During councilmember comment, Councilman Vincent Sarmiento voiced that the series of arrests throughout the last couple months resulted in a clogged misdemeanor court on September 2nd, one angry judge, and a looming series of expensive trials for the arrestees who are challenging their arrests. "To go out and do multiple arrests, not only does it cause a heavy workload and a burden on [the police dept.], but it burdens the court system also," he said, referring to the misdemeanor court being shut down on September 2nd due to the volume of medical marijuana arraignments that occurred. He went on to remind the council that the enforcement conversation originated with the regulatory measures proposed, which tax the dispensaries and use that tax money to fund enforcement.

Upcoming Events

In a unanimous vote, the council moved to table the topic altogether until after voting season ends in November. Essentially they are putting off all discussion on allocating funds for enforcement pending the competing medical marijuana regulatory measures on the ballot.

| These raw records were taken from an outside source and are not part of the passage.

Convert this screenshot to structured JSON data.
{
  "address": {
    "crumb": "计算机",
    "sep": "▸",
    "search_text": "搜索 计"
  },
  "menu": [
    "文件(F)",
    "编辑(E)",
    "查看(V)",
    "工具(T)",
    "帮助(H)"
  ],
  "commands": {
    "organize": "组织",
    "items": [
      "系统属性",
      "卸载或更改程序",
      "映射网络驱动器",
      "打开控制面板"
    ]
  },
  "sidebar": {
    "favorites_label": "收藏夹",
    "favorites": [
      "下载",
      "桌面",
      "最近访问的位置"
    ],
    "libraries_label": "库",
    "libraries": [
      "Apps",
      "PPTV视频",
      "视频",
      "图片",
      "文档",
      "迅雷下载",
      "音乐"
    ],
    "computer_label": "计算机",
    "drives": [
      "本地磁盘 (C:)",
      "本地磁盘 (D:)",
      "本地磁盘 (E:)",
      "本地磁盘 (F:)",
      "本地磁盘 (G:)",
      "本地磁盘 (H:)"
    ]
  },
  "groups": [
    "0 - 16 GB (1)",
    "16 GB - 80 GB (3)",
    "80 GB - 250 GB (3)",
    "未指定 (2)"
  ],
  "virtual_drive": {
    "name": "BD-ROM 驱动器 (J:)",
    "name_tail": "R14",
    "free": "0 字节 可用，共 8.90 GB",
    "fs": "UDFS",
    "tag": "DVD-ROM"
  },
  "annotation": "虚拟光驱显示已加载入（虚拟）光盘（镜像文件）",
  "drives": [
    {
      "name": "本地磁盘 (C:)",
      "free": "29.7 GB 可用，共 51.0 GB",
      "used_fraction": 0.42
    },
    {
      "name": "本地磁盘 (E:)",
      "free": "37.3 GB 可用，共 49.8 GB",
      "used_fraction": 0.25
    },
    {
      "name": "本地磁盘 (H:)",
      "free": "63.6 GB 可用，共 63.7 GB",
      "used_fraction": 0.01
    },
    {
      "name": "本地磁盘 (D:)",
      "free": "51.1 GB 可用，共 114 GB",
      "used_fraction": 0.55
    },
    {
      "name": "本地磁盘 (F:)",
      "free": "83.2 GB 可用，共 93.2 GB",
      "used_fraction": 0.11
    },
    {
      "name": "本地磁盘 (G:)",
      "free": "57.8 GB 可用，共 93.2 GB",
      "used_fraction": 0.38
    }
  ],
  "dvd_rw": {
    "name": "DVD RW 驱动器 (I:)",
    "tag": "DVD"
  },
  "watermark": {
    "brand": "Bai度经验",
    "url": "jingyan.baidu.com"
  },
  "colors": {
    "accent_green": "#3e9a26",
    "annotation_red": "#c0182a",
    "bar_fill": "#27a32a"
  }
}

Medical marijuana activists expect this to stave off the raids at least until November. However, the council noted that the recent enforcement efforts were possible using only current resources, so whether or not they actually intend to continue arresting and ticketing storefront employees remains to be seen. They can still legally ticket dispensaries with a misdemeanor $500 ticket simply for existing, but with litigation with prior arrestees ongoing, they may choose to not enforce the ban until trial law decides the matter.

Meanwhile the dispensaries, dab bars and legitimate shops alike, are still open.